Alla cifra vanno aggiunti anche i mancati investimenti per 1,1 miliardi di euro (quelli ambientali) e 1,2 miliardi (investimenti industriali). Senza tralasciare il costo sociale: dei 10.700 dipendenti ex-Ilva, oltre 8 mila lavorano a Taranto e, di questi, già 1.276 sono in cassa integrazione dal 30 settembre.

Ma una chiusura dei battenti ex Ilva implicherebbe anche il passaggio dell’Italia a un paese importatore di acciaio. Già Turchia, Russia e Serbia hanno puntato gli occhi su un probabile nuovo bacino di vendite. La produzione negli stabilimenti ex Ilva registrava infatti segnali poco positivi già quest’estate, quando la produzione era scesa dell’1,1% (2,208 milioni di tonnellate), mentre nei nove mesi ha perso circa il 9% sulla produzione rispetto allo stesso periodo dello scorso anno (17,62 milioni di tonnellate).

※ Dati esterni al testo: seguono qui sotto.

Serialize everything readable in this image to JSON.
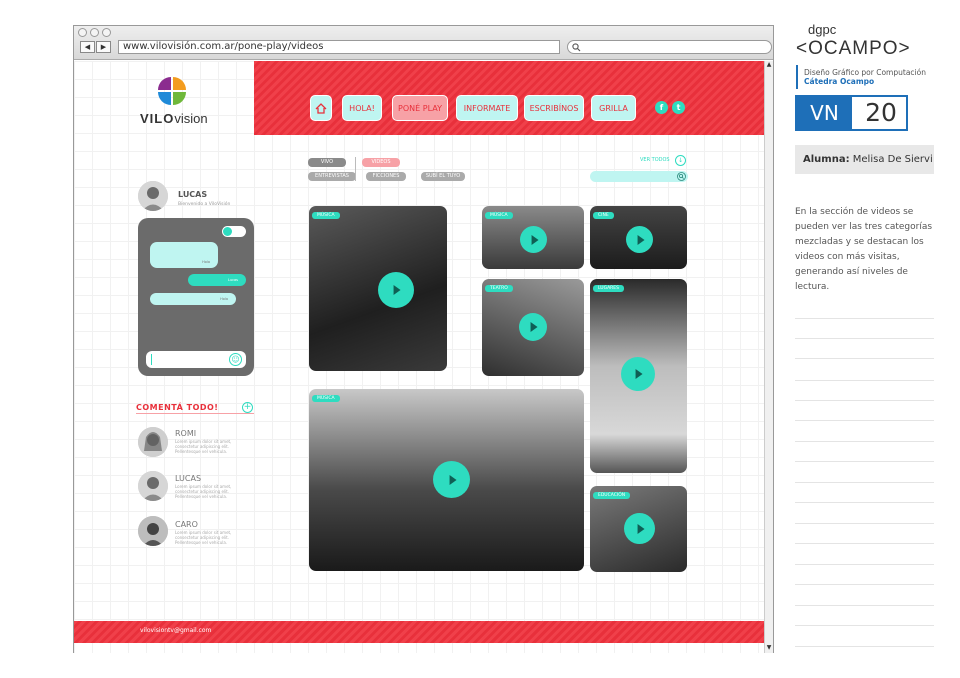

Il competitor più forte sul mercato in Italia, le acciaierie cremonesi Arvedi, registra ritmi di produzione ben più contenuti e comunque sempre in calo (è di ottobre l’annuncio di una riduzione della produzione del 70%, per fronteggiare congiunture economiche internazionali sfavorevoli e la concorrenza a basso costo della Turchia).

Quali sono le conseguenze per il Governo?

Il caso Ilva ha portato a una spaccatura all’interno del Movimento 5 Stelle. Moltissimi parlamentari stanno accusando Luigi Di Maio di aver gestito male la vicenda e la divisione tra i vari gruppi parlamentari diventa sempre più forte. Le altre parti della coalizione di maggioranza (Partito Democratico, Italia Viva e LEU) stanno a guardare con apprensione la perdita di leadership di Luigi Di Maio. I timori per una possibile crisi di governo hanno portato lo spread btpbund a salire fino a 175 punti base livello che non si vedeva da agosto. Dobbiamo ricordare come le tensioni siano legate anche alla manovra di bilancio.

Secondo il nostro strategist Filippo A. Diodovich “la tenuta del Governo non è ancora a rischio. Il vero punto cruciale per le sorti dell’esecutivo Conte saranno le elezioni regionali in Emilia Romagna che si terranno a gennaio”.

Quali sono le conseguenze per Piazza Affari?

Nonostante le tensioni sullo spread btpbund Piazza Affari sembra guardare soprattutto oltreoceano alle trattative commerciali tra Stati Uniti e Cina.

Secondo Diodovich “per il nostro indice sarà fondamentale la tenuta del supporto di 23420. In caso di mantenimento al di sopra di tale sostegno le aspettative grafiche rialziste rimarranno vive e in grado di riportare i prezzi verso gli obiettivi long a 23800 e 24000 punti”.